Session: Telecomm Act - Lauren-Glenn Davitian

Lauren-Glenn Davitian:
She wants to recognize that there is a handful of people, like Mark Cooper, who spend their entire professional life thinking how to deal with congress, FCC and the courts, to protect our rights at a very high level. The work of these people really depends and must be informed by the grassroots.

I came up when public access was one of the few areas where this was being fight. CCTV is putting together a citizen's guide to the 2006 Telecomm Act. It may not be a wholesale rewrite, but it will be a series of changes and additions. She's been reading quite a bit of what people thought about what happened in 1996.

A five minute summary of 4 months of research. She had to start with the 1934 Act, which dealt with radio regulations and telephone monopoly. It created two regulatory regimes, common carrier/telephone, and radio, later known as broadcasting, now known as media. Common carrier is based upon public right-of-way as public proerty. Media is based on spectrum as public property, like the Mississippi River.

So there are public interest requirements. Until 1980 AT&T was an utter monopoly and they were consistently invetigated for monopoly practices.

At the end of World War I the gov't took the assets of American Marconi and split it up to three parties, who acted like a cartel with radio patents. It was essentially broken up, with RCA being the one holding the patents with two networks. The blue became NBC the red became ABC.

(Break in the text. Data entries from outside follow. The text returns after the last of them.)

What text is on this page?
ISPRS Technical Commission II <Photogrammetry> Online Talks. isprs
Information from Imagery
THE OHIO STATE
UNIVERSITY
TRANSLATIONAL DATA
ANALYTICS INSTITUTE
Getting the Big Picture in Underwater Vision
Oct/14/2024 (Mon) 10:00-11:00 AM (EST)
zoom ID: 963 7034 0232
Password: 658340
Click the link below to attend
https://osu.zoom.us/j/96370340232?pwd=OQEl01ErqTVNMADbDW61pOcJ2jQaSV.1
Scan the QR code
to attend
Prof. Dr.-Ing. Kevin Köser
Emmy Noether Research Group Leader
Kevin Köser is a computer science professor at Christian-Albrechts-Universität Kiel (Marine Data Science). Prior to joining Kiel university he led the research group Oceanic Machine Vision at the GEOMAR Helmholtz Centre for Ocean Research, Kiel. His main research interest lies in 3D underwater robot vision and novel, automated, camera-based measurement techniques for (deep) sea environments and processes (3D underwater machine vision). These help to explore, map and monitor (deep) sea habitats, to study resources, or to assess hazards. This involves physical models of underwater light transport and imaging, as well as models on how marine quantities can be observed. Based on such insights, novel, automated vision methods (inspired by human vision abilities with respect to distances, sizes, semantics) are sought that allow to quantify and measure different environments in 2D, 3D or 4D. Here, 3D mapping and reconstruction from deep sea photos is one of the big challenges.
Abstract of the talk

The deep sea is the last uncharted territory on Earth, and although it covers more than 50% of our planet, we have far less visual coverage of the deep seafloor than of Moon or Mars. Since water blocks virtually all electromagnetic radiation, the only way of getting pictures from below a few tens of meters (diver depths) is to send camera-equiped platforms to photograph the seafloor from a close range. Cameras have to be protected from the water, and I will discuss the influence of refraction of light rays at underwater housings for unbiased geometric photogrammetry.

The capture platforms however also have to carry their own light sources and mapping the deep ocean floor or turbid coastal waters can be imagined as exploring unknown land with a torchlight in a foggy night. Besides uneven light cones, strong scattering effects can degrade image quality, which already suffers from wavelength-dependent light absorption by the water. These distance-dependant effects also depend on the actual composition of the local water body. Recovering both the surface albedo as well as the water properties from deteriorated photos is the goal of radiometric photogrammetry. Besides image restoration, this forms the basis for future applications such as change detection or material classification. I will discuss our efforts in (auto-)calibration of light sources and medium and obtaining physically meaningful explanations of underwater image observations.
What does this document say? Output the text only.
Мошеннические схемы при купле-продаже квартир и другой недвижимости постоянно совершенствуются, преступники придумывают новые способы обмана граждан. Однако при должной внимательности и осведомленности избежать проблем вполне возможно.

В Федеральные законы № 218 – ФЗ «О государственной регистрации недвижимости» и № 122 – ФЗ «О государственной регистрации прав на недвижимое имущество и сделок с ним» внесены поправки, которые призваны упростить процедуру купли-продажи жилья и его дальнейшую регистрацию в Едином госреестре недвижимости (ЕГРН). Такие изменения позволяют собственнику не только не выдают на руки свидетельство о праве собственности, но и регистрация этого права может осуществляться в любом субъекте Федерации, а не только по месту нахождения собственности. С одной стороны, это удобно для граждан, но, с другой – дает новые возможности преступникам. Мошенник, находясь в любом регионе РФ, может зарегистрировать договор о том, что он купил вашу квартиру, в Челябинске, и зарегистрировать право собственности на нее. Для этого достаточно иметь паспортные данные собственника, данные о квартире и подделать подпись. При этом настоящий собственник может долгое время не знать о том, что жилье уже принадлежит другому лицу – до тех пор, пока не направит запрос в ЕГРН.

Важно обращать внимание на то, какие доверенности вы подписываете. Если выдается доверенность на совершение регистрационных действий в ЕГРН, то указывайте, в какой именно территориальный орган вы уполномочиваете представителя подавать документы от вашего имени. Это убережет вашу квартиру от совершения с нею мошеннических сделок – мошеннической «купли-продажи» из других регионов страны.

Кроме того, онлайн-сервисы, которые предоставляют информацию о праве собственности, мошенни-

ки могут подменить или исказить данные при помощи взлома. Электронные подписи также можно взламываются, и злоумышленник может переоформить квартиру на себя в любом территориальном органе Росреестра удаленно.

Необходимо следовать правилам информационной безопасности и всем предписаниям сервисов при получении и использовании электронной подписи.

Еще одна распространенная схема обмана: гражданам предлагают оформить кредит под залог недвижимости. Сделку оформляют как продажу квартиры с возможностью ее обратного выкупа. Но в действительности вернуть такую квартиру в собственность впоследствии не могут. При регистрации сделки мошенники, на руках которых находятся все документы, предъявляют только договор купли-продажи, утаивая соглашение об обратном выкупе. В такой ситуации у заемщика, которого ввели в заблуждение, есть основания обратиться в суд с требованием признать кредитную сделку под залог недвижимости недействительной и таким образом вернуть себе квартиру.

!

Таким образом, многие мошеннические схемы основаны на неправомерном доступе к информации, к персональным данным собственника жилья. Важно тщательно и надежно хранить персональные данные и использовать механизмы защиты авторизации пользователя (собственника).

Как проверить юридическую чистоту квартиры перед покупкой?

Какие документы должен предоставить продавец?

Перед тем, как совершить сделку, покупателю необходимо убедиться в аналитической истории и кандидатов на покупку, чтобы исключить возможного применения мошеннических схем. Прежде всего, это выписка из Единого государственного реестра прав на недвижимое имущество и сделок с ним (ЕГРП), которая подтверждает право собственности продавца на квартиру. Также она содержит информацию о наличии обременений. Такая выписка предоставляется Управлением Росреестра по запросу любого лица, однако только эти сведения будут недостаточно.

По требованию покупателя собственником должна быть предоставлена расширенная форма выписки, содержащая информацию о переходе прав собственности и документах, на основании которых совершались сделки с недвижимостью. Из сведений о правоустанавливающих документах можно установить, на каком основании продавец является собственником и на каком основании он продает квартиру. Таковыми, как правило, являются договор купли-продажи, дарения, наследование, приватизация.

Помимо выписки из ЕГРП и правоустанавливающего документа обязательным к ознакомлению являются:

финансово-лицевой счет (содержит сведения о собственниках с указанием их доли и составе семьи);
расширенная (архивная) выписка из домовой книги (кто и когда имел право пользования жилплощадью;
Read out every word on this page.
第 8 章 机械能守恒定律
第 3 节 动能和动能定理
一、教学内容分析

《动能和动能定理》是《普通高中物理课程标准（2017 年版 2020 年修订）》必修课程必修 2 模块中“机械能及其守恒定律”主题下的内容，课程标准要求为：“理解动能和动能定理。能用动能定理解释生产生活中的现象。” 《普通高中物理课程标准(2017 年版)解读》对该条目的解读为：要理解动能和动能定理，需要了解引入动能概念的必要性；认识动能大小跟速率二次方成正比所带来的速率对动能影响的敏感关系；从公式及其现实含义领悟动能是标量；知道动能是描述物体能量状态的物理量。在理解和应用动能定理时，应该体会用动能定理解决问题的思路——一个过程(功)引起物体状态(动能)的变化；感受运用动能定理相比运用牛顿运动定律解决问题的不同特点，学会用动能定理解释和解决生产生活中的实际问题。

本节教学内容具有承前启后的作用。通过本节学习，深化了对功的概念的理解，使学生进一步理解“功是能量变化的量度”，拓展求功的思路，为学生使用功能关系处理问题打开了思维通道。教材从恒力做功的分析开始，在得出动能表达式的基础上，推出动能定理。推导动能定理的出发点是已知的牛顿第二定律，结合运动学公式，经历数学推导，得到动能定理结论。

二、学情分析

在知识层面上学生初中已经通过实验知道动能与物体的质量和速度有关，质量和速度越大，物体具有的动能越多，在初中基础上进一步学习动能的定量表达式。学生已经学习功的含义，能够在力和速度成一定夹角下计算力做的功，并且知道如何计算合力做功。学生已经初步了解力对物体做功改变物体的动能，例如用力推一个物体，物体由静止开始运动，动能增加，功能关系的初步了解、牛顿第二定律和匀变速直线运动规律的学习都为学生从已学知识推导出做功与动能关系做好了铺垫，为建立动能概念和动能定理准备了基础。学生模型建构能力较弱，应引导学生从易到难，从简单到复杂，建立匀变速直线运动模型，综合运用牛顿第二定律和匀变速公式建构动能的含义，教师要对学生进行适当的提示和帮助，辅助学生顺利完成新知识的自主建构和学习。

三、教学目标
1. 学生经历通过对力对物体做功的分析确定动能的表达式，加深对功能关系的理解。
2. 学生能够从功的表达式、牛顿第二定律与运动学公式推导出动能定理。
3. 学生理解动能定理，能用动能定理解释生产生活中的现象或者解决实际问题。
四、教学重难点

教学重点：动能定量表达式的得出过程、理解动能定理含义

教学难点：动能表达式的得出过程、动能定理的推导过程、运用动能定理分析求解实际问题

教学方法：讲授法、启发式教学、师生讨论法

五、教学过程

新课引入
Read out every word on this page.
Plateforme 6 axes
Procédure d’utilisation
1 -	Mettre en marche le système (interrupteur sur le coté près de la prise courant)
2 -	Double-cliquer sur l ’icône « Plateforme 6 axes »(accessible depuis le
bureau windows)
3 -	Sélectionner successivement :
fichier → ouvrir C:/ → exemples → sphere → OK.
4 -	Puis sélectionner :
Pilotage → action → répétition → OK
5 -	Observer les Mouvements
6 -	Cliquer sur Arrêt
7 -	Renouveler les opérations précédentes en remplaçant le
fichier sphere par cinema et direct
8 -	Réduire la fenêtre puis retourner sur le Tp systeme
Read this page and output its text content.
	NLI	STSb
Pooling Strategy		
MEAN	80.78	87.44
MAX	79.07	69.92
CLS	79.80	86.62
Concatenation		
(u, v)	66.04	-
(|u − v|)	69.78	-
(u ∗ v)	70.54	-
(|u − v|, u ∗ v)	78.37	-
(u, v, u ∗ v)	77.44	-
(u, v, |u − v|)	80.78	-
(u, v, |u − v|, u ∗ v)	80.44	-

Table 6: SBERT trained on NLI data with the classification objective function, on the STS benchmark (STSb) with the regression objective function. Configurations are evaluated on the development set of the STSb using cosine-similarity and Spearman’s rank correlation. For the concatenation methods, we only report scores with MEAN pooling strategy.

Media Consolidation is not new. It's not like we're the first generation to have our panties in a twist about media consolidation.

So the Internet happens, it's a whole new thing where you can transport digital info over phone, air or cable. But cable is not a common carrier, it's considered a publisher/broadcaster in the media category, but still providing broadband service. So we have two different regulatory regimes. Common carrier which requires letting others onto your network, which regulates Telcos.

The other are cable companies, regulated as media. A whole new subcategory called information services, which means they aren't subject to open access requirements.

So the question in the rewrite to the Telecom Act is what regulatory regime should be adopted? the open access common carrier model, or the media, we control who comes on our network model?

How do we take all this complicated legislation for which 2006 is just the next frontier? There will always be another crisis like this.

The way we should respond is through old-fashioned grass-roots organizing. And keep them going over time, because these fights will continue. It's not like it ends after the 2006 act.

To quell the sense of "what do we do now?" it requires the discipline of local organizing. We need to connect the principle of open access to the issues that affect us in local communities.

Every community will see this different. Just like there is nothing like a typical public access TV channel. She thinks the challenge here is to take what we're learning at this event, and the 2006 act in particular, and connect it to the basic principle of public access to public property.

We take that to our local community and try to connect it to what concerns us in our local commmunities. It's about solving problems at a local level. Door-knocking, talking person to person, finding out what really concerns people, and can inform DC and the long-term fight at the state and legislative battles. And the essential long-term local fight is how do we the public take back that local property to set up community broadband and control our own infrastructure.

National, state and local. We need long-term institutionalized community organizing, aggregated across communities. So we can go to Congress with information backed by millions of people who believe the same thing that are willing to stand together for free speech and democracy.